First suppose $\kappa$ is an uncountable, regular, successor cardinal.  Say $\kappa$ is the $\alpha$th regular cardinal.  We have $\alpha<\kappa$.  If $\alpha$ is a successor ordinal, say $\alpha=\beta+1$, let $\lambda$ be the $\beta$th regular cardinal.  Then $E_{\beta}=E_{\lambda}^{\kappa}$ and ${\rm Tr}(E_{\beta})=\emptyset$ by Exercise 8.12, so the height of $\kappa$ is $\alpha$ by Lemma 3.6 in the solution to the previous problem.  If $\alpha$ is a limit ordinal, then since $\triangle_{\beta<\alpha}E_{\alpha}=\triangle_{\lambda<\kappa:\lambda\text{ regular}}E_{\lambda}^{\kappa}=\emptyset$, by Lemma 3.5 in the solution of the previous problem we have the height of $\kappa$ is $\alpha$.
Second suppose $\kappa$ is an uncountable, regular, limit cardinal.  This means the sequence of limit cardinals $<\kappa$ is a cofinal sequence, so the height of $\kappa$ is at least $\kappa$, again by the previous problem.

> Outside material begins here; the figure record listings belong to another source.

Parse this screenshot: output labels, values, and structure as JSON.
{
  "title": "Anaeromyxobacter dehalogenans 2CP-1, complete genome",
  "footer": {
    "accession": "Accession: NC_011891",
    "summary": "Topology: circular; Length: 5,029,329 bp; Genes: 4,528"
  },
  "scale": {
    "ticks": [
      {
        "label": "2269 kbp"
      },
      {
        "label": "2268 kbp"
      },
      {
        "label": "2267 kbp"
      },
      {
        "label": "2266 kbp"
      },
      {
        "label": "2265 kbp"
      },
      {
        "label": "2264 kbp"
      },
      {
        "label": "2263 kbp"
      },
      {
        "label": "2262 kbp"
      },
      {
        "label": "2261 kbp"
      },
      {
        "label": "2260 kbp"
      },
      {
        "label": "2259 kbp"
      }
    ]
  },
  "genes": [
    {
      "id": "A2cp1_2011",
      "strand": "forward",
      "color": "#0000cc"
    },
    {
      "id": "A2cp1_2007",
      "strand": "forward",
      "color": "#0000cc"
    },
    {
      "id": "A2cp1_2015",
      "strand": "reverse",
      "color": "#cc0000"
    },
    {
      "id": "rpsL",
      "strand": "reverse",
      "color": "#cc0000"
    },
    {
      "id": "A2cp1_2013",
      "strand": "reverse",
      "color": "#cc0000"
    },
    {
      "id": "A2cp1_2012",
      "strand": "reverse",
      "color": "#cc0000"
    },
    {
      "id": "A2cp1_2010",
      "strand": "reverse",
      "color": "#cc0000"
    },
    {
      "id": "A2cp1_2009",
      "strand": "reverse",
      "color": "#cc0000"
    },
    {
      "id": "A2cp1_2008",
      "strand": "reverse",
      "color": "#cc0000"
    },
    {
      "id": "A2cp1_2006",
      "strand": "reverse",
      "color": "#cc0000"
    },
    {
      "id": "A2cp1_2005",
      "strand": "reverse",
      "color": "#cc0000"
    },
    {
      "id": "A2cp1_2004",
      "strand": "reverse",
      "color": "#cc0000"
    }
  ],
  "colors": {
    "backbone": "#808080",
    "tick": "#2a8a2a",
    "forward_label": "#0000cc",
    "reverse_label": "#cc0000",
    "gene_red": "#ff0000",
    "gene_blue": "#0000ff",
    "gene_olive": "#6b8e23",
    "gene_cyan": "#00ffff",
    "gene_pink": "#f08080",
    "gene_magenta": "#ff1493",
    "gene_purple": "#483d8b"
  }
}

Putting these together, we see $h(\kappa)\geq \kappa$ iff $\kappa$ is weakly inaccessible.
Now, fix $\kappa$ to be weakly inaccessible.  The diagonal intersection of the sequence $E_{\lambda}^{\kappa}$ consists of regular cardinals $<\kappa$, so this is stationary if and only if $\kappa$ is weakly Mahlo.  Hence by Lemma 3.5 of the previous solution, $h(\kappa)\geq \kappa+1$.
Conversely, if $h(\kappa)\geq \kappa+1$, the diagonal intersection of $E_{\lambda}^{\kappa}$ is stationary, hence there is a stationary sequence of regular cardinals $<\kappa$, so $\kappa$ is weakly Mahlo.$\square_{\rm Exercise\ 8.14}$
A: After some googling I found the notes by J. D. Monk, which have answered the questions in the span of Theorem 2.68 to 2.91.